Ghost stories are closely associated with Halloween, but where did this relationship
come from?

A group of storytelling guilds throughout Indiana aims to answer the question about the history of this oral tradition.

Storytelling Arts of Indiana is an organization composed of seven storytelling guilds across the state.

Doyne Carson, a storyteller for the Tippecanoe Storytellers’ Guild in Battle Ground, Ind., said many oral traditions were originally practiced to teach children right from wrong.

“Rather than saying, ‘Don’t leave our encampment at night,’ the Native Americans would tell stories to basically scare the bejeebers out of kids,” she said.

Carson has been telling stories since 1987 and said adults are her favorite age group because of their ability to reconnect with childhood folktale memories.

“And the little ones are always great,” she said. “They are kind of captured by it.”

Carson also explained that the subtle scare of a folktale or grim story is what appeals to listeners during the Halloween season.

“It’s a scare you’re getting from somebody that you know,” Carson said. “And it’s always fun to say you knew what was going to happen.”

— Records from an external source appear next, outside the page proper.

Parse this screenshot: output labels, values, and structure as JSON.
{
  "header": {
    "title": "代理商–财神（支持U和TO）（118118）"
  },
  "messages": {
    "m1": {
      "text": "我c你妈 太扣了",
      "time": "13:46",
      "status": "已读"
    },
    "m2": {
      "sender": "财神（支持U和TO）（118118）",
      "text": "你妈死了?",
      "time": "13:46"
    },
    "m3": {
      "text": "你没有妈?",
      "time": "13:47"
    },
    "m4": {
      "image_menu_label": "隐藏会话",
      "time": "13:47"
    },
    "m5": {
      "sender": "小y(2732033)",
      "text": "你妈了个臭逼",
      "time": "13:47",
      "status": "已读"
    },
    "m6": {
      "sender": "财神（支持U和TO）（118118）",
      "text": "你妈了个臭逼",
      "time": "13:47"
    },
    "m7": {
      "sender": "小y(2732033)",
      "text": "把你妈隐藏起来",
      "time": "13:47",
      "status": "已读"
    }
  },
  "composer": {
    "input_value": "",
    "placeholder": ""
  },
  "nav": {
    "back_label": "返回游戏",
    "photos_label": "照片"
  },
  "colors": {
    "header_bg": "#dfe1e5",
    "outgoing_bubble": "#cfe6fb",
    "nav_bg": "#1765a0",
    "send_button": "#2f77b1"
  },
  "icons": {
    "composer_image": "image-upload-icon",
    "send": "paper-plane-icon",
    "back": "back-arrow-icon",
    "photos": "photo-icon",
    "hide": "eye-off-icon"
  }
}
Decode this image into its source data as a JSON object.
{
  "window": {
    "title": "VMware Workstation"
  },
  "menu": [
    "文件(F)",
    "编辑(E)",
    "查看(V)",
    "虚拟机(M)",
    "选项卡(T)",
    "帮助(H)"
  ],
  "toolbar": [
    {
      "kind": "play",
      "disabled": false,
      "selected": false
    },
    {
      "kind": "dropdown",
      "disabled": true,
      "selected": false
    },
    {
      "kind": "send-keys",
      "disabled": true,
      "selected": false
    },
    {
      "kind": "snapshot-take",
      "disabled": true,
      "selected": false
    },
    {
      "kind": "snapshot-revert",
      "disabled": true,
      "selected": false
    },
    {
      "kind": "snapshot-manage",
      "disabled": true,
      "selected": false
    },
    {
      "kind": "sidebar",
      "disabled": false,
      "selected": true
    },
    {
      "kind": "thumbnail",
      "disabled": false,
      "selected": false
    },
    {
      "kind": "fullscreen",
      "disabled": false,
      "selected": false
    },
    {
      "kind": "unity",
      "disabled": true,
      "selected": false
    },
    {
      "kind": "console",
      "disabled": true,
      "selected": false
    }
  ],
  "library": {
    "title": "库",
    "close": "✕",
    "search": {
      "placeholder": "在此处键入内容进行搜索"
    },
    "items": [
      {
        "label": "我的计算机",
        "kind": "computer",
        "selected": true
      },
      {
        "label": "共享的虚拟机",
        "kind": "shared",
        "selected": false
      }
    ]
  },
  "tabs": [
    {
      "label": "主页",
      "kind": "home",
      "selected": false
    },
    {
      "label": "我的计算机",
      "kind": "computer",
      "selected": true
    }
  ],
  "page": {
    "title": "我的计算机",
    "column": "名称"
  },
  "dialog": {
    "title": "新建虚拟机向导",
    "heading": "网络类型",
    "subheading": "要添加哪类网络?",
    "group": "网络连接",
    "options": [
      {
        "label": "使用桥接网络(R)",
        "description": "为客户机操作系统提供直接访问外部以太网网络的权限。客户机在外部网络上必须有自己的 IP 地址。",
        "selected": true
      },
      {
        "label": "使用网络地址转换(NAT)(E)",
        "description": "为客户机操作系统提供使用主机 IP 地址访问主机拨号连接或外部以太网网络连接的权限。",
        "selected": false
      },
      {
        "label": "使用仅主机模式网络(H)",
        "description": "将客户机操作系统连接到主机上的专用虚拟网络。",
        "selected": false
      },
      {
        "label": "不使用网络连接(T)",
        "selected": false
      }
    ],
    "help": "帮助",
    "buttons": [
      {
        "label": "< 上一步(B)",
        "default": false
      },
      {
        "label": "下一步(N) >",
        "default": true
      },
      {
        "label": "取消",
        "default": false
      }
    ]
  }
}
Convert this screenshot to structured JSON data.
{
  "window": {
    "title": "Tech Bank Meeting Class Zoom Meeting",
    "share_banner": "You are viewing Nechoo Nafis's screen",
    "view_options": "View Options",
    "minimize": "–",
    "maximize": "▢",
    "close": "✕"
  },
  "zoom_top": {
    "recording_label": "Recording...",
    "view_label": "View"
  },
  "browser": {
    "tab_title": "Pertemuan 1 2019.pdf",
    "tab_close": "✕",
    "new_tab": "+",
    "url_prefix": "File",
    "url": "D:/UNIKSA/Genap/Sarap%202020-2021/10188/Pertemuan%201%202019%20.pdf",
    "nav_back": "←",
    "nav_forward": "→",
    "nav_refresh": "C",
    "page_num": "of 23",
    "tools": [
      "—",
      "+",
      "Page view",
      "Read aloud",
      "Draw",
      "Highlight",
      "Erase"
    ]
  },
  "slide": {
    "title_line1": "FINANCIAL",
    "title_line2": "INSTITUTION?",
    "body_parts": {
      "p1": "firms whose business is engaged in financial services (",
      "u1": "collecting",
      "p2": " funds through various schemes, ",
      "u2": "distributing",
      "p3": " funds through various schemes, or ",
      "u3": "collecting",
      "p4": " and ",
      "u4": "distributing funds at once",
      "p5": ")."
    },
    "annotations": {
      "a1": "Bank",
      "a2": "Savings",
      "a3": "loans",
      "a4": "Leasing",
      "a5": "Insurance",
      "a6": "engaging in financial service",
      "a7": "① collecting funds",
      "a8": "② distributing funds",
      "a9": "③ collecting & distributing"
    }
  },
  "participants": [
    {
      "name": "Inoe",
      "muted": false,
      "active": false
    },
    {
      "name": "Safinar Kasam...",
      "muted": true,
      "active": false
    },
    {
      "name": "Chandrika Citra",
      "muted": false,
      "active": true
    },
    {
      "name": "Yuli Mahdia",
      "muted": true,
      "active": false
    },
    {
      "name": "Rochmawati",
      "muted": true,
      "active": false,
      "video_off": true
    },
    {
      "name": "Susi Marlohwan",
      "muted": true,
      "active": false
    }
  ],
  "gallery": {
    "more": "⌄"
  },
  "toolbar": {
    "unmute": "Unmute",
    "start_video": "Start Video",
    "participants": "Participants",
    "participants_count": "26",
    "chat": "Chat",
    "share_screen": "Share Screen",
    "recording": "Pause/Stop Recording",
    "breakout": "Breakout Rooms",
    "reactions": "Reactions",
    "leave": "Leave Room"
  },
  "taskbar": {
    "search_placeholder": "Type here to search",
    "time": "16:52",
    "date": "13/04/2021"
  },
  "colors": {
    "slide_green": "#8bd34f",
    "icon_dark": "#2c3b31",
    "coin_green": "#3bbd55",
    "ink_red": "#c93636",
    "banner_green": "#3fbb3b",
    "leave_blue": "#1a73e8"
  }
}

Members of the Tippecanoe Storytellers’ Guild meet six times per year and sponsor the West Lafayette Annual Ghost Tales event.

On Friday, the annual Bloomington Festival of Ghost Stories took place in Bryan Park and was sponsored by the Bloomington Storytellers’ Guild.

The night of spooky tales included Jack-o’-Lanterns and hot apple cider for guests to enjoy while listening to the scary anecdotes.

The Bloomington Storytellers’ Guild established itself in Bloomington in 1974 and welcomes members of the public to join for a $10 membership fee.

The group meets once a month to discuss story ideas and plan upcoming events. The guild also sponsors a Wintertelling event every February.

Senior Chelsea Montgomery said she attended the Friday event to experience something new and different.

“I never had storytellers visit my schools when I was younger,” Montgomery said. “It’s really a cool thing to have in Bloomington because it’s something not many people do anymore. I feel like it’s a historic thing.”

Carson said she continues the tradition because of the effect her stories have on listeners.

“I went to the bank to a brand new teller, and she told me ‘You came to my class when I was in fourth grade,’ and I asked her how old she was,” Carson said. “She said she was 28. When you’re 28 remembering a fourth grade event it just kind of gives me shivers.”

Ghost story events brings vivid mental images to attendees as well.

“I like ghost stories. They scare me more than horror movies do,” Montgomery said. “They stick in my mind, and I can make up my own version of characters in my head.”